Review: Pride by Ibi Zoboi

by - June 11, 2018

Pride
Ibi Zoboi
Young Adult Contemporary Romance, Retelling
Hardcover, 304 Pages
Publisher: Balzer + Bray, an imprint of HarperCollins
Release Date: September 18, 2018
Overall Rating: 4/5

Zuri Benitez has pride. Brooklyn pride, family pride, and pride in her Afro-Latino roots. But pride might not be enough to save her rapidly gentrifying neighborhood from becoming unrecognizable.
When the wealthy Darcy family moves in across the street, Zuri wants nothing to do with their two teenage sons, even as her older sister, Janae, starts to fall for the charming Ainsley. She especially can’t stand the judgmental and arrogant Darius. Yet as Zuri and Darius are forced to find common ground, their initial dislike shifts into an unexpected understanding.
But with four wild sisters pulling her in different directions, cute boy Warren vying for her attention, and college applications hovering on the horizon, Zuri fights to find her place in Bushwick’s changing landscape, or lose it all.
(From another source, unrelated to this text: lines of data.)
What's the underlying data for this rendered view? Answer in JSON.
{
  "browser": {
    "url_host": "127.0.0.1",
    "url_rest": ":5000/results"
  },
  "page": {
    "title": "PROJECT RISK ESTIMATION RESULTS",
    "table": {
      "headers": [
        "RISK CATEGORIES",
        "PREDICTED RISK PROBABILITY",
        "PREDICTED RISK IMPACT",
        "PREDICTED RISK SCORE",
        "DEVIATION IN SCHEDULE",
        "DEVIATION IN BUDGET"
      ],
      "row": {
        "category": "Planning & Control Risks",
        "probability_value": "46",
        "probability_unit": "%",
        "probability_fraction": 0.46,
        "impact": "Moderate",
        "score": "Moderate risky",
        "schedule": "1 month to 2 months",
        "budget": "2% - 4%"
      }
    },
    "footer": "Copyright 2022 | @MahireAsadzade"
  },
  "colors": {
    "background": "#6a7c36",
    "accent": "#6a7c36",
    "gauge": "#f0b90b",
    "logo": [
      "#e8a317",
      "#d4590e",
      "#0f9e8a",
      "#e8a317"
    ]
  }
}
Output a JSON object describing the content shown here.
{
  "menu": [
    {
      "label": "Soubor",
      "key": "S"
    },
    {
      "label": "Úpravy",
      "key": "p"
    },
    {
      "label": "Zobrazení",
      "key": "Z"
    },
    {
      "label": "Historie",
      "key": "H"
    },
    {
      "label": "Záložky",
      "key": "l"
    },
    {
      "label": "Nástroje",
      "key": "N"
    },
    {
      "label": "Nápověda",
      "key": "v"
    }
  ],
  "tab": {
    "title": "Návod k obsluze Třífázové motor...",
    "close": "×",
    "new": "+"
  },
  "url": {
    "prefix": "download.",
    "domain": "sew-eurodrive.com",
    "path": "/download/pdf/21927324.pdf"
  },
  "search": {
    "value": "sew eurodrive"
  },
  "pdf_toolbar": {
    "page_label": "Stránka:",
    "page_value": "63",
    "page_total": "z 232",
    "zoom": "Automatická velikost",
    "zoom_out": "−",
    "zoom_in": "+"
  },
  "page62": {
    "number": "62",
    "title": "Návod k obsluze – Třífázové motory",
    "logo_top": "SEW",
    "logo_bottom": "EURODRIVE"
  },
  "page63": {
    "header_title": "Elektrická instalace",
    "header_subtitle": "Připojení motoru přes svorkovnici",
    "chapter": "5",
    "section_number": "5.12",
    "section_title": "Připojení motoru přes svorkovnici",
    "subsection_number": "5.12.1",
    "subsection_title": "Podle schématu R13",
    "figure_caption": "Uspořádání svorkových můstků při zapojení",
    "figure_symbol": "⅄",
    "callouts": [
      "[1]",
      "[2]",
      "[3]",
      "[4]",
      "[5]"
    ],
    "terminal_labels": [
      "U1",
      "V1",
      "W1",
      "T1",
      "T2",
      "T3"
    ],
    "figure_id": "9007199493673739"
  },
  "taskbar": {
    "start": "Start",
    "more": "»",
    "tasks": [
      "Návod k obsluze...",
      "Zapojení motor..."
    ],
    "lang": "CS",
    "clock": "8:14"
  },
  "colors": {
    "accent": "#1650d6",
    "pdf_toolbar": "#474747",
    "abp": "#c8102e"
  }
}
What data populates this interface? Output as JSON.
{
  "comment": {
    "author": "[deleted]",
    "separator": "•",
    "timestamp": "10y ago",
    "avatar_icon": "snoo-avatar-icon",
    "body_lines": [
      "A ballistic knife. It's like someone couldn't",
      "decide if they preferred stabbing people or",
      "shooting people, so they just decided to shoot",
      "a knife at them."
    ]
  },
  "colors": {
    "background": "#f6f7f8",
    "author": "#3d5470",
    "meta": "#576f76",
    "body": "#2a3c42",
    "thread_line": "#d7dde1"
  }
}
I’ll be honest with you I haven’t read Pride and Prejudice (gasp, I know) I have the book but when I started it, I just couldn’t get into. I have watched the movie and read a few retellings. I love seeing authors or people in general talking something they love and turning it into their own thing while paying respect to the original work. Ibi Zoboi did just that, yes while this book was a retelling of a classic story it was fresh and stood on its own. I don’t think I’ve ever come across a retelling of Pride and Prejudice like this, one that I could relate to, one that touched on what it meant to be black girl in New York City.

Okay so let’s get down to it, I’ve had my eye on this book for months and I was not disappointed, though if I’m being honest I didn’t think this would be a bad book at all. It was well written, well-paced, relatable and just good. Zuri, (huge fan of the name) is smart, stubborn, passionate, family orientated, and extremely judgmental. She had a plan for her life, work hard and go to a good college. I loved that Zuri was excited to spend the summer with her older sister Janae, who just came home from her first year at college. That spoke to me because I do pretty much everything with my siblings, and when the twins went away to college it was weird not to have them around.

My one biggest problem with Zuri was how judgmental she was. It honestly was maddening how she judged Darius and his family solely based off the fact that they had money. She judged them before she had even seen them, and in her head, she knew she was absolutely right about them. Though if I’m being truthful I can’t tell if Zuri was that bad or if the reason I’m so hard on her is because I relate to Darius so much. I’m not rich but I definitely know how it feels to not fit in to that box of what people think it means to black. Darius as a character spoke to me because all my life I’ve done things in a way that was different from what other black people around have done and had people questioning if I was truly black.

Now this is not to say Darius is a perfect character because he too is judgey as hell. If both Zuri and Darius got over themselves, they might have been friends from the beginning. One of my favorite parts of the book was how Zuri felt about her neighborhood. She was worried about people moving in and gentrifying the neighborhood. Sometimes people only see an area they think is “ghetto” or “hood” or that needs to fixed but what they don’t see that these neighborhoods have a culture and life all their own. It showed that neighborhoods are more than the buildings and landscaping, neighborhoods are people and personalities. I might seem like I’m reading too much into it but it’s something I can relate to and it made me happy to see these things reflected in a book.
               
I recommend this book to any and every one, it was fun book, a quick read and a reminder that sometimes people need to let go of their pride. You do not have to be a person of color to enjoy this book. Please do yourself a favor and get this book when it comes out, I promise you won’t be disappointed.